Stockpile skew

  • Weekly update
  • 2 minute read

Markets

  • Global equity markets had a strong week in GBP terms, with Europe leading the way (+2.69%), followed by Emerging Markets (+2.62%), then the UK (+2.35%), the US (+2.14%), and Japan (+1.33%).
  • UK gilts fell (-1.17%), along with corporate bonds ( 0.60%). European and US government bonds fell in local terms (-0.20% and -0.52% respectively).
  • GBP appreciated +0.02% vs USD, +0.04% vs EUR and +0.85% vs JPY.
  • In USD terms, the oil price rose +4.89% while gold fell 0.54%.

Macro

  • The UK PMIs diverged amidst Brexit uncertainty, with services in contractionary territory whilst manufacturing rose to a 13 month high of 55.1 from 52.1. However, strength appears to be down to stockpiling ahead of the expected March Brexit deadline. The UK must present the EU with a way forward on Wednesday night, and agree on what extension the UK wishes to proceed with, bearing in mind that a longer deadline raises the prospect of a general election.
  • China’s manufacturing PMI returned to expansionary territory for the first time in four months. The Caixin PMI expanded to 50.8 from 49.9 in February. The survey results offer an indication of activity in the largest component of the Chinese economy, signalling that government stimulus delivered in early 2019 is starting to feed through to the economy. Stronger Chinese economic sentiment has helped buoy equity markets, in particular boosting Emerging Markets and Europe.
  • After a soft February report, the March US labour market report showed a rebound in the data. The US added a further 196k jobs in March whilst wage growth remained strong at 3.2%. The improved data helped ease concerns over an economic slowdown. However this data is at odds with the market, which is pricing in rate cuts in 2019. The expectation that the Fed will keep monetary policy accommodative has been a key support to markets so far this year. While comments from the Fed indicate rates are likely to be on hold this year, strength in the labour market makes rate cuts less likely.

Our view

  • Global growth has weakened somewhat from elevated levels.

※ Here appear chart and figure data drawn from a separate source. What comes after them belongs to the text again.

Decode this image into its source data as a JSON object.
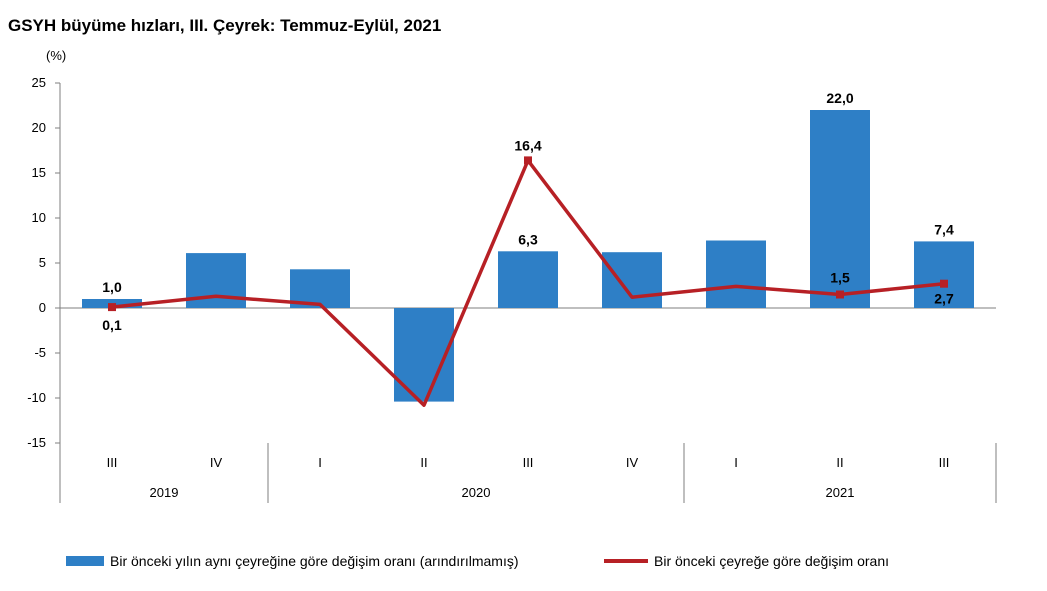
{
  "chart_data": {
    "type": "bar",
    "title": "GSYH büyüme hızları, III. Çeyrek: Temmuz-Eylül, 2021",
    "ylabel": "(%)",
    "xlabel": "",
    "ylim": [
      -15,
      25
    ],
    "yticks": [
      25,
      20,
      15,
      10,
      5,
      0,
      -5,
      -10,
      -15
    ],
    "categories": [
      "III",
      "IV",
      "I",
      "II",
      "III",
      "IV",
      "I",
      "II",
      "III"
    ],
    "year_groups": [
      {
        "label": "2019",
        "start": 0,
        "end": 1
      },
      {
        "label": "2020",
        "start": 2,
        "end": 5
      },
      {
        "label": "2021",
        "start": 6,
        "end": 8
      }
    ],
    "series": [
      {
        "name": "Bir önceki yılın aynı çeyreğine göre değişim oranı (arındırılmamış)",
        "type": "bar",
        "color": "#2e7fc6",
        "values": [
          1.0,
          6.1,
          4.3,
          -10.4,
          6.3,
          6.2,
          7.5,
          22.0,
          7.4
        ],
        "labels": [
          "1,0",
          "",
          "",
          "",
          "6,3",
          "",
          "",
          "22,0",
          "7,4"
        ]
      },
      {
        "name": "Bir önceki çeyreğe göre değişim oranı",
        "type": "line",
        "color": "#b72025",
        "values": [
          0.1,
          1.3,
          0.4,
          -10.8,
          16.4,
          1.2,
          2.4,
          1.5,
          2.7
        ],
        "labels": [
          "0,1",
          "",
          "",
          "",
          "16,4",
          "",
          "",
          "1,5",
          "2,7"
        ]
      }
    ],
    "legend_position": "bottom",
    "grid": false
  }
}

We expect earnings growth to remain positive with weaker inflationary pressure and interest rates remaining on hold.
  • Despite elevated geopolitical risk, we believe this is an environment favouring equities over bonds.
  • Within our regional equity allocation, we are cautious on UK equities and favour those regions most attractively positioned to benefit from the improvement in the global growth dynamic.